May 28 22:12:26.064 DEBG Received response with id: 1
May 28 22:12:26.064 INFO Got a job at height 89081 and difficulty 1
May 28 22:12:26.097 DEBG Miner received message: ReceivedJob(89081, 1, "00010000000000015bf9b3d0c25d217ca4a03284cc63e0c53440113912ef13f17390afe52ab45e50f4f5000000005b0c547e000000000001dfa7a20c11610e0223c225102d768bc75f7ac822c4b62525701ef4f09f74d7d08cb7c7a31b8b85ed19042f24a7271c74ce87592d90d9a7eb9efea18b05283ec5ed2c8e037f605a02eb2885a041e343cf31498d3820b570865958ff87c790df3e6537b15a750103ca95180bb23750215b28707a55f339dd29b5d63155f9f6def2fec2")
May 28 22:12:26.097 DEBG Mining Cuckoo30 for height: 89081
May 28 22:12:26.117 INFO Cuckoo plugin 0 - /Users/photis/Projects/mimble/grin-miner/target/release/plugins/mean_cpu_30.cuckooplugin
May 28 22:12:26.117 DEBG Cuckoo Plugin 0: Setting mining parameter NUM_THREADS to 1 on Device 0
May 28 22:12:27.049 DEBG Mining: Plugin 0 - Device 0 (CPU) Status: OK : Last Graph time: 0s; Graphs per second: inf - Total Attempts: 0
May 28 22:12:27.049 INFO Mining: Cuckoo30 at 0 gps (graphs per second)

...and it stops just there. No other lines are output.

The log from macOS Console.app is here: grin-miner_2018-05-28-221228_janus.crash.txt

garyyu commented 6 years ago

Could you please try mean_compat_cpu? Thanks.

garyyu commented 6 years ago

Oh, I just go back to history and saw you had tested mean_compat_cpu with NUM_THREADS=1 for almost 12 hours.
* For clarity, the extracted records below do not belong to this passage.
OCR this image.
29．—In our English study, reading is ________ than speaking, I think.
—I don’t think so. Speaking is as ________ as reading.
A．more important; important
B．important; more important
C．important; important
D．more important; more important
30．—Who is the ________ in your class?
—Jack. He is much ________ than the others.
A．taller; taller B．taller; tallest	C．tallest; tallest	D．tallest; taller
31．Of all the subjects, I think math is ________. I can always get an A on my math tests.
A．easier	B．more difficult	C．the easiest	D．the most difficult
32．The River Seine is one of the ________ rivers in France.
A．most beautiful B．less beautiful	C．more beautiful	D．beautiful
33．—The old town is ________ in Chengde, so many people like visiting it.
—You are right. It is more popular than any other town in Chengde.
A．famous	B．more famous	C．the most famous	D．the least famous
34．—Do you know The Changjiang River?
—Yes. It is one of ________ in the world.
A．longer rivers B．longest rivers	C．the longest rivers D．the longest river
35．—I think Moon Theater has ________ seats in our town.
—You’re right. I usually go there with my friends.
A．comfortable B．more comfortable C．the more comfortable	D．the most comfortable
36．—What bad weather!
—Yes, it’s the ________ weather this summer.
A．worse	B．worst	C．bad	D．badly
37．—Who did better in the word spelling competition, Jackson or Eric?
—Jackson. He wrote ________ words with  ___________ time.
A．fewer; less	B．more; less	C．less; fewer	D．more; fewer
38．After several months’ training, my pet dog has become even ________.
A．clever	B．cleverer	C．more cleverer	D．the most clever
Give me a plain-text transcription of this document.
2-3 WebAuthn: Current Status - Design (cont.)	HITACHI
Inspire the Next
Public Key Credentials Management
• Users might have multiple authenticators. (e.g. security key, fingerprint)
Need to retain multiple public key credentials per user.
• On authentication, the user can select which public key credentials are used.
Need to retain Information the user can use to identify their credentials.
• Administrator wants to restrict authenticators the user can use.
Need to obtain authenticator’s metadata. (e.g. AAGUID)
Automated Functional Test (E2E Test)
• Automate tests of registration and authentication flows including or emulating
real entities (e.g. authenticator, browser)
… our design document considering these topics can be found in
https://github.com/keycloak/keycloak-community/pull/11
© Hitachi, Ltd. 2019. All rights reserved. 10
That means this problem has already been fixed, you can set NUM_THREADS=4 or 8, as many as your CPU cores number.
mean_cpu can only be used for some new CPU, your MacBook Pro (Retina, 15-inch, Early 2013) can't use this option. Thanks again for your test. You can close this issue if no other questions.

photis commented 6 years ago

Alright, glad it helped and thanks for fixing it.